I think the OLPC is a great machine, the software is still coming along but has seen great strides. Regrettably I don't have a lot of time to spend working on it (I have a day job and two toddlers) but at least I've been able to do a little evangelism. I'd really like to thank the folks at OLPC for the prototypes, they've been key to my continued involvement.

July 23, 2007

GollyGee Blocks on the Classmate PC

classmate_pc_ggblocks.jpg

Last week I had a chance to see a Classmate PC, Intel's foray into the world of laptops for primary education. I was pleased to see that GollyGee Blocks ran without a hitch. The Classmate PC has this annoying screen scrolling thing that it does because it's resolution is too low (800x4800) to display a typical Windows desktop. But GGB by default sets the resolution to 640x480, which fit on the display fine although it was stretched horizontally. The end result was it looked really sharp.

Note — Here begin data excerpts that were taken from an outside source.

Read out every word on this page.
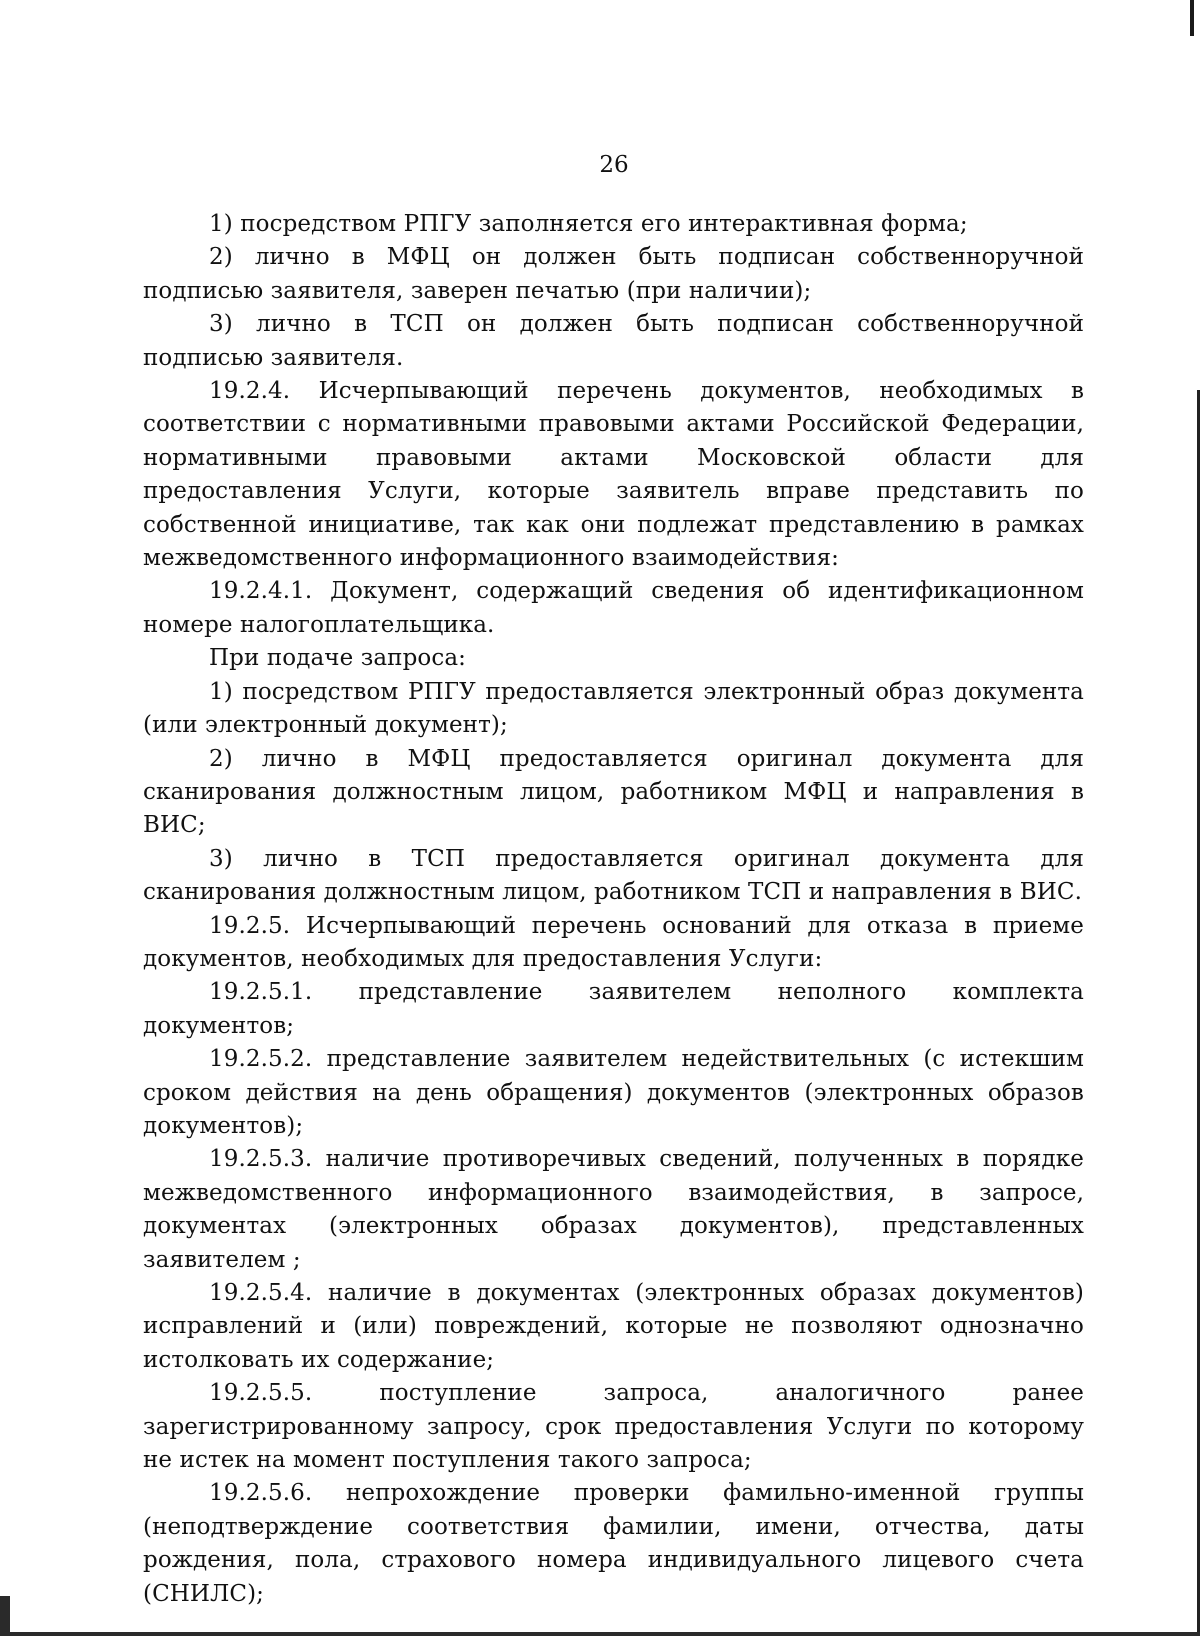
26

1) посредством РПГУ заполняется его интерактивная форма;

2) лично в МФЦ он должен быть подписан собственноручной подписью заявителя, заверен печатью (при наличии);

3) лично в ТСП он должен быть подписан собственноручной подписью заявителя.

19.2.4. Исчерпывающий перечень документов, необходимых в соответствии с нормативными правовыми актами Российской Федерации, нормативными правовыми актами Московской области для предоставления Услуги, которые заявитель вправе представить по собственной инициативе, так как они подлежат представлению в рамках межведомственного информационного взаимодействия:

19.2.4.1. Документ, содержащий сведения об идентификационном номере налогоплательщика.

При подаче запроса:

1) посредством РПГУ предоставляется электронный образ документа (или электронный документ);

2) лично в МФЦ предоставляется оригинал документа для сканирования должностным лицом, работником МФЦ и направления в ВИС;

3) лично в ТСП предоставляется оригинал документа для сканирования должностным лицом, работником ТСП и направления в ВИС.

19.2.5. Исчерпывающий перечень оснований для отказа в приеме документов, необходимых для предоставления Услуги:

19.2.5.1. представление заявителем неполного комплекта документов;

19.2.5.2. представление заявителем недействительных (с истекшим сроком действия на день обращения) документов (электронных образов документов);

19.2.5.3. наличие противоречивых сведений, полученных в порядке межведомственного информационного взаимодействия, в запросе, документах (электронных образах документов), представленных заявителем ;

19.2.5.4. наличие в документах (электронных образах документов) исправлений и (или) повреждений, которые не позволяют однозначно истолковать их содержание;

19.2.5.5. поступление запроса, аналогичного ранее зарегистрированному запросу, срок предоставления Услуги по которому не истек на момент поступления такого запроса;

19.2.5.6. непрохождение проверки фамильно-именной группы (неподтверждение соответствия фамилии, имени, отчества, даты рождения, пола, страхового номера индивидуального лицевого счета (СНИЛС);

Performance of GollyGee Blocks on the machine was excellent. The Classmate PC doesn't have 3D hardware but GGB was written to be able to work fine with only software rendering, and the 900MHz processor was more than enough for smoothly rotating scenes around.

So if anyone out there is buying a classmate PC, think about putting GollyGee Blocks on it!

July 13, 2007

Good engineers are hard to find

People complaining about how hard it is to find good programmers to hire these days has appeared on my radar three times in the last week from very different sources. When I hear about it that much it tells me it's a real problem. Apparently CS enrollments (and presumably engineering enrollments in general) and graduations are way down in the US.

The cost of going to college has also gotten a lot worse, increasing much faster than inflation. So let's solve both problems!

To increase competitiveness the US should start giving scholarships to all engineering majors. We should pick up 50% of the tuition or something like that -- make it 100% for women. Throw in a GI bill for good measure (those troops are coming home soon, right?) and we'll have more engineers in a decade than we know what to do with. Then we can get back to complaining about ageism and how all of us with mortgages are getting laid off in favor of the cheap college grads.

July 09, 2007

Online store working again

Well our online store is working again but I still haven't quite figured out what to do with our wiki. I put up a new empty wiki last night and it had two pieces of spam on it by this morning. I do have all the content from the wiki, so I think I am going to try and just convert it into a set of regular web pages and post those on our main site. If anyone has a mediawiki markup to HTML converter handy let me know...

July 02, 2007

I am a terrible webmaster

First our merchant account provider changes their security and I have to take down our online store to make it use the new methods. Unfortunately I don't find out about this until two customers try to order and have problems.

Now I go to update our wiki and discover it's full of spam. It looks like it started in mid-June. I think I'm going to have to delete the whole thing and repost our lessons. On top of it all I want everything to be spic and span for the folks we met at NECC, so I'm not sure if I should send them all the follow up email I was planning now or try to get it out after I've cleaned everything.